Implications for African UAV Regulations

The case studies in Making space for drones: the contested reregulation of airspace in Tanzania and Rwanda have important implications for literature on airspace regulation in the age of drones.

Africa Airspace is Not Unregulated

First, our findings refute Eurocentric notions of Africa as an unregulated testbed for drone experimentation. Although clearly structured by the legacies of colonial rule and logics of post-colonial development, African modes of airspace regulation are no less stringent than parts of the world, and commercial drone use is tightly regulated in line with ICAO standards.

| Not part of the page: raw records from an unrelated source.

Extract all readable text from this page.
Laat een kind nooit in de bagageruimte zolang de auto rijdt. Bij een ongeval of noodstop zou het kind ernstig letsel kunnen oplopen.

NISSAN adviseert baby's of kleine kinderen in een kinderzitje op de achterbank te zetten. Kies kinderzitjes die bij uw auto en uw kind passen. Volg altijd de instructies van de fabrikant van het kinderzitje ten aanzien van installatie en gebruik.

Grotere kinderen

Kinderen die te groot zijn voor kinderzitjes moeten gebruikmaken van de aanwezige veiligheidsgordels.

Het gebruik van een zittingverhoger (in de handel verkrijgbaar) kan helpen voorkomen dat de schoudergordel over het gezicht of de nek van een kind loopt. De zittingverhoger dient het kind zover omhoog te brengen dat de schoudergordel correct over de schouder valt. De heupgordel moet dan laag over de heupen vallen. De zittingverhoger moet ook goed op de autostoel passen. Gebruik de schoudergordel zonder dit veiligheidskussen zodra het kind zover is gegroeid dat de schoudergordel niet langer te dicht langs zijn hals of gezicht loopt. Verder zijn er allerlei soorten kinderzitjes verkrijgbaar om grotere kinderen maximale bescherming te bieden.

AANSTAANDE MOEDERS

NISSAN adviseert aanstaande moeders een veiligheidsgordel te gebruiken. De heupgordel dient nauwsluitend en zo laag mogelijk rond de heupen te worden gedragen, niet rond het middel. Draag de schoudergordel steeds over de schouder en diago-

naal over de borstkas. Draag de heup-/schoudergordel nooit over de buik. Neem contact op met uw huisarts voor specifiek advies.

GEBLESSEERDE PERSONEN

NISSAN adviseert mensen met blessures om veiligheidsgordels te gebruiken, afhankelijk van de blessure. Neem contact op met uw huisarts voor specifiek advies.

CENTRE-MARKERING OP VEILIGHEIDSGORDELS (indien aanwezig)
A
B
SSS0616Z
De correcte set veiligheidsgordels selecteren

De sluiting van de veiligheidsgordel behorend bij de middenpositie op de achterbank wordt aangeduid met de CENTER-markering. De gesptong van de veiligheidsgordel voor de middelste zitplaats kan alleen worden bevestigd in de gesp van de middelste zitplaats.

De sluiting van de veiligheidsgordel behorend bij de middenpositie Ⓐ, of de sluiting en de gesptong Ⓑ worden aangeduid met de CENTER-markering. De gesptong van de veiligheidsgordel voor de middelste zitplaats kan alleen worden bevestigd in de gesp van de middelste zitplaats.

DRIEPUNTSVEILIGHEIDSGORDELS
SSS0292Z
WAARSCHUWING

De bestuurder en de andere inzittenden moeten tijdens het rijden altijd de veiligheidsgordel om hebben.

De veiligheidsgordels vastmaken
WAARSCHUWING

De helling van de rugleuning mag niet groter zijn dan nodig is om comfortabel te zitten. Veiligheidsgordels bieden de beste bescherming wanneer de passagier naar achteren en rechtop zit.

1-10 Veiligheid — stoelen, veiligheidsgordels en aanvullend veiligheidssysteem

Governments in Tanzania and Rwanda have maintained and extended regulatory control, and airspace sovereignty was unquestioned. The narrative of unregulated drone use in Tanzania before 2017 was never accurate.

The discourse in Rwanda has been about creating space for innovation in drone systems and delivery networks in particular. Yet while the country’s performance-based regulations have received plaudits for their flexibility by organisations like WEF, they are underpinned by uncontested governmental control over domestic drone activity.

Different Regulations for Myriad UAV Services

Second, our examples demonstrate the distinction between drone services that are limited to specific blocks of airspace for surveillance, mapping, crop spraying and so on, and cargo services which connect logistics hubs to delivery locations. Different services may require different forms of regulation and relationships between drones and infrastructure on the ground.

The temporary activation of blocks of uncontrolled lower airspace for mapping operations appears more straightforward to manage with licensing, permits and Visual Line of Sight (VLOS) monitoring, and potentially offers significant cost savings for certain services.

The question for BVLOS drone delivery, however, is how to create a more permanent infrastructural approach that can manage more regular traffic flying semi-autonomously between different locations, while meeting strict standards of airspace safety and security.